E' arrivato in anticipo di una settimana l'ultimo nato del 2017, Ethan, mentre Eva, la prima nata del 2018, ha già iniziato a mangiare dopo un'ora

Angelo Musumarra
Eva Mammoliti, prima nata del 2018 ed Ethan Bovard, ultimo nato del 2017

Avrebbe dovuto nascere dopo l'Epifania Ethan Bovard, l'ultimo nato del 2017, ma alcune complicazioni hanno accelerato l'iter e dopo tre giorni di tentativi di parto indotto, un minuto prima delle cinque del mattino di domenica 31 dicembre è nato con un "taglio cesareo": la madre, Anita Falgari, 42 anni, originaria di Bergamo, impiegata, mantiene una particolare tempra nonostante l'impegnativa esperienza, così come il padre, Jean Marc, 31 anni, autista di Tir, residente ad Avise, che non si stacca un momento dalla moglie e dal figlio, lungo 51 centimetri per 3.720 grammi di peso.
E' stato più veloce il travaglio di Federica Sofia, 37 anni, bancaria di Aosta, che alle ore 12.14 di lunedì 1° gennaio, con un parto naturale, ha dato alla luce Eva Mammoliti, terza figlia della famiglia composta da papà Domenico, 44 anni, fisioterapista, e dai fratellini Pietro, di otto anni e Filippo, di sei anni: la prima nata del 2018 è lunga 54 centimetri e pesa 3.580 grammi e ad un'ora dalla nascita ha già iniziato a poppare con gusto.

Nonostante le infermiere del reparto di ostetricia dell'ospedale "Beauregard" di Aosta, dopo le ore 18.30 del primo giorno del 2018, abbiano risposto «no, nessuno, ne abbiamo diverse in ballo, ma ancora nulla» alla domanda «oggi, per caso, è nato qualcun altro?», alle ore 15.05 era arrivato, un po' in ritardo rispetto alla data prevista del 29 dicembre, Kilian Vittaz, primo figlio di Alessia Nicosia, 27 anni, educatrice, che convive col papà Andrea Vittaz, 38 anni, imprenditore edile a La Magdeleine, che ha già una bimba, Kristel, di dieci anni.

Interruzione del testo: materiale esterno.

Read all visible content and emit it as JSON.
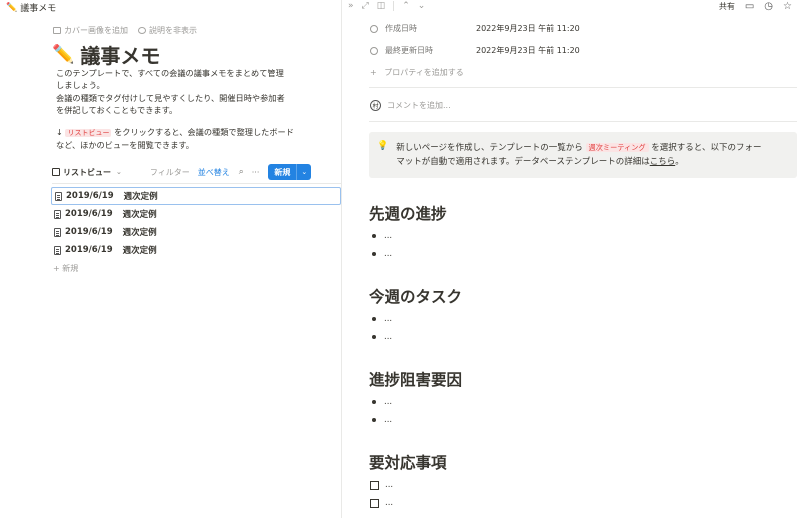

Nel 2017 le nascite totali sono state 899, il 5,96 per cento in meno rispetto al 2016, quando erano state 956, facendo precipitare il "tasso di fecondità" all'1,4 per cento, un decimo in più del valore medio nazionale. Un dato curioso, che si è verificato nell'anno appena concluso, è la crescita dei parti gemellari spontanei in Valle d'Aosta, nella misura dell'1,8 per cento, con diciotto gemelli nati nel 2017: il 17 per cento delle coppie che hanno partorito al "Beauregard" presenta un genitore di origine straniera, ed il cinque per cento proviene da fuori Valle.